While we have to wait for the Seraiki or South Punjab province to be carved out from Punjab that requires much broader political consensus and constitutional amendment, Gilgit-Baltistan can be won, and it should win a provincial status without much further loss of time. It has been a very long wait for a territory and its people who believe they joined Pakistan, and must be extended full citizenship rights. The rights would include a provincial government, representation in the National Assembly and the Senate of Pakistan.
Over the past decade or so, impatience of the people of the formerly Northern Areas of Pakistan has grown with the governments of Pakistan.
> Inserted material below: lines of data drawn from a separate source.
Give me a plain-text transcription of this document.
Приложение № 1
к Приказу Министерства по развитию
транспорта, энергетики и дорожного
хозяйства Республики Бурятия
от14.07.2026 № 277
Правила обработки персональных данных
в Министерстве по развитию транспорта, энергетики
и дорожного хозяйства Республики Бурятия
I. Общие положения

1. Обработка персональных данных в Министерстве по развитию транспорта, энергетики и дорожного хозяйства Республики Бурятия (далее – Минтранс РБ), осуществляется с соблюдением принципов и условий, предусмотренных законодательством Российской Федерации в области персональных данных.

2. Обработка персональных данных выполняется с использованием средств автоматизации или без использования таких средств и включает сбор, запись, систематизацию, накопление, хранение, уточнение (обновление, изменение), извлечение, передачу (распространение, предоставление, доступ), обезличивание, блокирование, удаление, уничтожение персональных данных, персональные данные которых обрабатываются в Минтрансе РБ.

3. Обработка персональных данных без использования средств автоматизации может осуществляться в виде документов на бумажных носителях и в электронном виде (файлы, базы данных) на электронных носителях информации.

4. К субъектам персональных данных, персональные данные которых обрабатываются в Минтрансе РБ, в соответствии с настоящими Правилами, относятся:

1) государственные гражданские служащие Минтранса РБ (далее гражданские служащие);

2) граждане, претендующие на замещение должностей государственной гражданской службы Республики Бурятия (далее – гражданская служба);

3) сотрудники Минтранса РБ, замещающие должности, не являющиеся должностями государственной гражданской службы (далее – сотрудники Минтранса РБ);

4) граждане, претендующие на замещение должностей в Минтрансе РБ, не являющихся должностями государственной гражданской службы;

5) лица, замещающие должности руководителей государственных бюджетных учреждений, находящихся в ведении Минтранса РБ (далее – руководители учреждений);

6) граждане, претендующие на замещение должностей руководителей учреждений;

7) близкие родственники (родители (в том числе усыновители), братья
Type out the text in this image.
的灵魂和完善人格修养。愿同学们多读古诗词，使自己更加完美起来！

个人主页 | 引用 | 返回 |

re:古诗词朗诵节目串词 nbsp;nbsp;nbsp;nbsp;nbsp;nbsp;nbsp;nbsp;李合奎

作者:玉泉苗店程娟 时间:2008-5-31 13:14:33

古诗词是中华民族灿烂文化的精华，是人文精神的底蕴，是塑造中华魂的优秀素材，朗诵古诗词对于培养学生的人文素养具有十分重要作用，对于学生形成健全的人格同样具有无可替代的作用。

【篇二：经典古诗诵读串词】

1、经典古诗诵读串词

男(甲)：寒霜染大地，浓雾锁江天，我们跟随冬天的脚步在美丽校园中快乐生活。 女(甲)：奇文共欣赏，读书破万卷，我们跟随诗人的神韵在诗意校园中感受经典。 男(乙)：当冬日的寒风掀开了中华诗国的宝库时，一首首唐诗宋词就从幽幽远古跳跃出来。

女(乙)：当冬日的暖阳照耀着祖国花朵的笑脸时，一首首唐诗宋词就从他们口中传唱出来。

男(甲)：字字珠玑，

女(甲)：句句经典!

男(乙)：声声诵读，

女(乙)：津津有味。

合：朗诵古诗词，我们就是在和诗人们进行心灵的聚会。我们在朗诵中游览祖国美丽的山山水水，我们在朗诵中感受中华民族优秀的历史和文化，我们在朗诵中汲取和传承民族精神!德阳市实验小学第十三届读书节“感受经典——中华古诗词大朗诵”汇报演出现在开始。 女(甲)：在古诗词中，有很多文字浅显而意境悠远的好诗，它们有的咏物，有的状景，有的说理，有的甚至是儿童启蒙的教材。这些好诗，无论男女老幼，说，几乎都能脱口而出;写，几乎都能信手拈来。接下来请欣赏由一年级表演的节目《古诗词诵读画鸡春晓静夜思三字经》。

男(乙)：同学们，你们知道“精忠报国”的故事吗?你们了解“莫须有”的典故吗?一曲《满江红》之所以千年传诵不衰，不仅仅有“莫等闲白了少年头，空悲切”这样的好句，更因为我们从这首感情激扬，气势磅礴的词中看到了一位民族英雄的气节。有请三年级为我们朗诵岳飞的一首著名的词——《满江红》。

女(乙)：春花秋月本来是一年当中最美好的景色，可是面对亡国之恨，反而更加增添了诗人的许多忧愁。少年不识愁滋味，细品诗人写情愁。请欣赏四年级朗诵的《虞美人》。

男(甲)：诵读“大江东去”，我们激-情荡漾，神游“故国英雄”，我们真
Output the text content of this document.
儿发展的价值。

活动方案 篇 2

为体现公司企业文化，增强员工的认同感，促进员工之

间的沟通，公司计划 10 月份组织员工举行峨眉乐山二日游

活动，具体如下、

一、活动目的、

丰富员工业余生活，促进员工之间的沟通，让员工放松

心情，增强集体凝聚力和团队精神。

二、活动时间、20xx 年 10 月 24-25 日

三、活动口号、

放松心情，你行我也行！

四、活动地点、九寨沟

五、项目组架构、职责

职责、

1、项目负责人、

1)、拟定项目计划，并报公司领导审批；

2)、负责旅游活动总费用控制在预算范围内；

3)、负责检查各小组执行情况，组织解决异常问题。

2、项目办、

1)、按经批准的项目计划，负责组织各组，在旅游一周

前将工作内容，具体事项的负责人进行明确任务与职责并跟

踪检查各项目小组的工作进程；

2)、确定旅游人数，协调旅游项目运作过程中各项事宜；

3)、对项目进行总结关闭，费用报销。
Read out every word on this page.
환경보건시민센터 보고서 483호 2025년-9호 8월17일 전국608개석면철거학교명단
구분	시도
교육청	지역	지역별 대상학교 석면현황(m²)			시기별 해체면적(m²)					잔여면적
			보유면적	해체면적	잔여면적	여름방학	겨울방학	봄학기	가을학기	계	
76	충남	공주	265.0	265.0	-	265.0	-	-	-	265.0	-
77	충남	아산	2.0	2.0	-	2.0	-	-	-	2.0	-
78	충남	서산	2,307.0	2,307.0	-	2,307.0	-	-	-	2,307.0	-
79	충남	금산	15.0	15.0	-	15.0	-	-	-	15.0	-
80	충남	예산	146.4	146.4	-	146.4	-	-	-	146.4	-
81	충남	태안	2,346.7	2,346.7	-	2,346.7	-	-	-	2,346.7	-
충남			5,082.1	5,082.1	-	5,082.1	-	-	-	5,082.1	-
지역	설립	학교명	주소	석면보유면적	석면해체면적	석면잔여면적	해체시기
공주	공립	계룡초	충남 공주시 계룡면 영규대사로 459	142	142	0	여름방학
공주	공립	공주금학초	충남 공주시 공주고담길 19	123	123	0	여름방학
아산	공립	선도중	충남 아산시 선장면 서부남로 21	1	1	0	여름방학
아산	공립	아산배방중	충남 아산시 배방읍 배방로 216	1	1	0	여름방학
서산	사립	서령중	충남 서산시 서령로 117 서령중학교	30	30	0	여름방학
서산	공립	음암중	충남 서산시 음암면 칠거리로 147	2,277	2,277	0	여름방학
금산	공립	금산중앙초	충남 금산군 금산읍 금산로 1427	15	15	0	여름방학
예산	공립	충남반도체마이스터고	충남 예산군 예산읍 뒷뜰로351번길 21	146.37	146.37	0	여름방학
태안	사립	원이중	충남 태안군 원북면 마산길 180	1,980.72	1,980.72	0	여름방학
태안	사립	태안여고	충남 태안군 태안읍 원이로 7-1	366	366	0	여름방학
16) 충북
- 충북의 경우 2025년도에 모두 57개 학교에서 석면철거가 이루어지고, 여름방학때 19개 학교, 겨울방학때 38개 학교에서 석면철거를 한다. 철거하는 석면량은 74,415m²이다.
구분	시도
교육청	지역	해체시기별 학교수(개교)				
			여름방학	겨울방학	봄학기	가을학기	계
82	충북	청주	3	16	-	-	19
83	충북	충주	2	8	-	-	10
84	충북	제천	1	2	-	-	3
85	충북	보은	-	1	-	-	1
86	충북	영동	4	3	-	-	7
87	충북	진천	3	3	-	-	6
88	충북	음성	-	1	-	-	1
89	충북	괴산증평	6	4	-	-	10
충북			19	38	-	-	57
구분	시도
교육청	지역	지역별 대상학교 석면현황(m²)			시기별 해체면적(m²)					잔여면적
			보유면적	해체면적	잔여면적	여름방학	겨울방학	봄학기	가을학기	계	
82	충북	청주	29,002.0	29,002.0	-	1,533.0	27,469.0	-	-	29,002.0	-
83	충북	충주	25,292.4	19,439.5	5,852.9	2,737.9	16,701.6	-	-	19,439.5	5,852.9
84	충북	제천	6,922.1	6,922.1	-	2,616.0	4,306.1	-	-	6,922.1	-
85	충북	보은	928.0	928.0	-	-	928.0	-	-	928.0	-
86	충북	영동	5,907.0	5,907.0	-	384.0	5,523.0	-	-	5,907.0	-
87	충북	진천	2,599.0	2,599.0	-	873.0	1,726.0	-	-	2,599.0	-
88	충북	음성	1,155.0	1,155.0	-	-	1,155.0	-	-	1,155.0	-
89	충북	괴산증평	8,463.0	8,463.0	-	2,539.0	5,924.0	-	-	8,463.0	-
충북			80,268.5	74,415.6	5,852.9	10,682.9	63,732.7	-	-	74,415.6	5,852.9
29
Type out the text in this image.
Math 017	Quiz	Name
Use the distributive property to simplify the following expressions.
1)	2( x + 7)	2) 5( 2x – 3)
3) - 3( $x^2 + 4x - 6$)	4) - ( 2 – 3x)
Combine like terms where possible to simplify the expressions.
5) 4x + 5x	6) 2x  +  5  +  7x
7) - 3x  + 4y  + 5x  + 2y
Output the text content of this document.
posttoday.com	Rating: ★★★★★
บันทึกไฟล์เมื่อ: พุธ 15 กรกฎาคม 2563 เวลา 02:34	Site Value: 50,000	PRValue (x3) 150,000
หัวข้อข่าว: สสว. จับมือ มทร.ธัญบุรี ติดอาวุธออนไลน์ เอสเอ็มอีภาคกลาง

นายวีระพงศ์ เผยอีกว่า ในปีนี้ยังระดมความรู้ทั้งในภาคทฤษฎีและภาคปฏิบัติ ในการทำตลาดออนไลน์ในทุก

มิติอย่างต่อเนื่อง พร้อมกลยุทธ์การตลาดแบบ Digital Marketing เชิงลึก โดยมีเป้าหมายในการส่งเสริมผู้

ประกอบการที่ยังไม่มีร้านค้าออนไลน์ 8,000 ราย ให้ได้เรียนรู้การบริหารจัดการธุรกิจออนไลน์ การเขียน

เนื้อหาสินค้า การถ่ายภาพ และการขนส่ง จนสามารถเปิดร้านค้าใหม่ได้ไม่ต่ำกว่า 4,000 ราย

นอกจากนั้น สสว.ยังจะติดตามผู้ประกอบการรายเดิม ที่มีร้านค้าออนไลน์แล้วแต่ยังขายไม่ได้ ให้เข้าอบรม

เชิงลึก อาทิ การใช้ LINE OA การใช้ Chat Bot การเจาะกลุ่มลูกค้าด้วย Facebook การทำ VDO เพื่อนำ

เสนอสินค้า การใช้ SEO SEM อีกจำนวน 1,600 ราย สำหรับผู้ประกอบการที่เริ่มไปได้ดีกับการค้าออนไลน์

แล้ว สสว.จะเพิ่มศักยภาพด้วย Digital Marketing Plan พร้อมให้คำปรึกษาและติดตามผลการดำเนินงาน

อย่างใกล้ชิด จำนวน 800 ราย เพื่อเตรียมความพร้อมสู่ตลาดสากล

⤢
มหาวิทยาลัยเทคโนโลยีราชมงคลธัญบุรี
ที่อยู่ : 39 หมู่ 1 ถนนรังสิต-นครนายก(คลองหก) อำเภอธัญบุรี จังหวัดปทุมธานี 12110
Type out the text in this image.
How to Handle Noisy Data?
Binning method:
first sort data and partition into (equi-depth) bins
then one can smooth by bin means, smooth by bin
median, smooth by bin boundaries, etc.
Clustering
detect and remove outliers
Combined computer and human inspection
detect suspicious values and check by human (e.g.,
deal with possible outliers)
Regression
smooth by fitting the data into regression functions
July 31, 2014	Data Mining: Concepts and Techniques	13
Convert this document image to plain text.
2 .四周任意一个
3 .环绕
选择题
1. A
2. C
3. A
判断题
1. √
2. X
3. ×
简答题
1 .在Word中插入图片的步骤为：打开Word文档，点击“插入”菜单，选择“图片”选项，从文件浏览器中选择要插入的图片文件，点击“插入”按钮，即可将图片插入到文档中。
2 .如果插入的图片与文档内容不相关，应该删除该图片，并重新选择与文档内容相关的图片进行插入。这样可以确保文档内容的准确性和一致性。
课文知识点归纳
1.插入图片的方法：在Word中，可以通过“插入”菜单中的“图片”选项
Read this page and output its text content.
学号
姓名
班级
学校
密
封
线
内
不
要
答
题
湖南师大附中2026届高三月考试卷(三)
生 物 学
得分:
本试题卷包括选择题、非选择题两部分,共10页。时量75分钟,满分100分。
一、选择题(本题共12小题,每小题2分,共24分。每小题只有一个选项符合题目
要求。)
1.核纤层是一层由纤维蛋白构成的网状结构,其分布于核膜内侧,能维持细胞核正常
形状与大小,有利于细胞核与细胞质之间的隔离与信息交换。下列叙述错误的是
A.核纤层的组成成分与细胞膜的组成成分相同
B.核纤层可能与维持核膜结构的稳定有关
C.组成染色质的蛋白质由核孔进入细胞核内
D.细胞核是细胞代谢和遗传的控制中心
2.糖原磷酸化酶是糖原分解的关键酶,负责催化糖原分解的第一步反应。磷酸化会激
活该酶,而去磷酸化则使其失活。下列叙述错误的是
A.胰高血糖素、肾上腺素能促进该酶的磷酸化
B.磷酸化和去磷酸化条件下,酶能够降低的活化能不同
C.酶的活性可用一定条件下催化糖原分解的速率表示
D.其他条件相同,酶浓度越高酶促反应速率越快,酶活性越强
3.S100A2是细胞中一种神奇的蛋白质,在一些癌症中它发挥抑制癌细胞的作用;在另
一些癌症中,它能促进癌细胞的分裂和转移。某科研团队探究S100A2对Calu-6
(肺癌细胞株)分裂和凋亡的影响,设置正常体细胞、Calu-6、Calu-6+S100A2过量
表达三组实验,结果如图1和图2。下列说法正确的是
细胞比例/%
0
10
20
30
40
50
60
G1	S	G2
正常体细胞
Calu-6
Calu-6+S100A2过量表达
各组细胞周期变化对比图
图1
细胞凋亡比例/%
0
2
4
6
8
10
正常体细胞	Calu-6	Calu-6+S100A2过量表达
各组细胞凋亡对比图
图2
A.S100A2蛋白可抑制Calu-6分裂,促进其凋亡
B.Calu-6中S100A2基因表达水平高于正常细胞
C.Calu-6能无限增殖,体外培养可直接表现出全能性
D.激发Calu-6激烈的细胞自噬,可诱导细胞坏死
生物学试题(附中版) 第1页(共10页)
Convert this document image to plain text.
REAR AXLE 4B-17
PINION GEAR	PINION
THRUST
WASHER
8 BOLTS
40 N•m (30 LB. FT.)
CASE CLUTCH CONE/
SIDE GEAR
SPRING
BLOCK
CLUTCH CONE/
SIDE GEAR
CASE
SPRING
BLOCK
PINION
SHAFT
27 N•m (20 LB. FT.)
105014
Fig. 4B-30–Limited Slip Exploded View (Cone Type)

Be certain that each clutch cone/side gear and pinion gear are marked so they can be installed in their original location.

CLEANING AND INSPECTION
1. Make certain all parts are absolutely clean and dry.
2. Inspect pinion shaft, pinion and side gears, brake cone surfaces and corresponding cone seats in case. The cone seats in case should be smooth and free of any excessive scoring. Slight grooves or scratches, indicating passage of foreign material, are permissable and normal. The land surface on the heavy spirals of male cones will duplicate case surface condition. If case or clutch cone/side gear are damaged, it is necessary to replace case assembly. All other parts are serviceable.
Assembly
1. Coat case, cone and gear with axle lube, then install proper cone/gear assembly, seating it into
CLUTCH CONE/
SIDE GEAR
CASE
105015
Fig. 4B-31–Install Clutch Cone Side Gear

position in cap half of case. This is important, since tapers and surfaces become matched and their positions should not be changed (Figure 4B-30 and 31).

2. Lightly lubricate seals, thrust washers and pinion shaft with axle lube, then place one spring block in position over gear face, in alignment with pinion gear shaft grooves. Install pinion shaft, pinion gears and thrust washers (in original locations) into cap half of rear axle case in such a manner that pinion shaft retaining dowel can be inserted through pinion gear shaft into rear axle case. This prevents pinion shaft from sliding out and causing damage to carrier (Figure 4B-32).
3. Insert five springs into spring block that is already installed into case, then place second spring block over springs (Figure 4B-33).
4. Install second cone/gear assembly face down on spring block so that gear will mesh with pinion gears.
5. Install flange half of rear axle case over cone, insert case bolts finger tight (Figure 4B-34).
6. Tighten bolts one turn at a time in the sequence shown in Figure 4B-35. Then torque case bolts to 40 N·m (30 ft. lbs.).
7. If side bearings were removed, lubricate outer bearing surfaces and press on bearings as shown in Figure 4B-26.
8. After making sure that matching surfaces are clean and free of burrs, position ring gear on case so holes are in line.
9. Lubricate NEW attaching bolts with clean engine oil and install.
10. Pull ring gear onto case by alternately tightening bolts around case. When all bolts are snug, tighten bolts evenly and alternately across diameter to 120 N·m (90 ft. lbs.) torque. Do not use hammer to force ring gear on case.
On my two visits, the last about eleven years back, people talked to me on trek, in the restaurants and in the buses about their frustration and disappointment over non-recognition of their legal and ethnic identity.
Diverse, as they are, many local and regional identities define them — Hunza, Nagar, Gilgit, Baltistan and Skardu. Many beautiful valleys, mountains, hills, streams, rivers, glaciers, peaks and deserts at the highest altitudes, add to the wonderful heritage of the globally acknowledged polite, civilised and hospitable people of the region.
No explanation of why their legal and political status has been in the limbo for the past 70 years has kept the people of Gilgit-Baltistan unsatisfied. They claim, and rightly so, that they were never, and are not people of Kashmir. Any conquest in the past by any raja of Kashmir or surrender of the territory by any colonial power cannot take away their birth right to claim their identity as people from Gilgit, Baltistan and Hunza. In my opinion, any claims contrary to their self-definition and claims for rights as full citizen of Pakistan, are frivolous and driven by narrow political and security interests.
The people of Gilgit-Baltistan have adequately reminded every government in Pakistan that they were the first to declare independence from the Maharaja of Kashmir and joined Pakistan without any coercion. We need to mention this to explain why this region has unnecessarily become entangled with the dispute regarding the formerly princely state of Jammu and Kashmir. Kashmir under the Maharaja was multi-ethnic, a princely kingdom in the making of which imperial sell-out and conquest had played a role. Never had the people of Gilgit-Baltistan identified themselves in any meaningful way with Kashmir and its ethnic undertones of Kashmiriat. Pakistan’s position on the region as a part of the disputed state has kept it in legal limbo for decades. And there has been a vocal political resistance from the parties and leaders of the Azad Kashmir against considering Gilgit-Baltistan as independent of the state.
The region’s separate identity is rooted in its history, its heritage, and more importantly in its ethnic identity, which is obviously very different from that of Kashmir. The geo-strategic and geo-economic importance of the region has greatly increased with the development of communication infrastructure beginning with the Karakorum highway — one of the great wonders of the world. The China-Pakistan Economic Corridor, the proposed mega hydro-electric projects and industrial zones, will further integrate the region with national and regional economies.
The whole region is full of economic opportunities from expanding tourism to use of water resources for regional and national development. Granting it the status of a province and representation along with provincial autonomy will spur investment and development. More importantly, the people will have the satisfaction of their rights, autonomy, control over resources and formal recognition of all of it. This is the route to integrating Gilgit-Baltistan to the national mainstream.
Published in The Express Tribune, December 9th, 2018.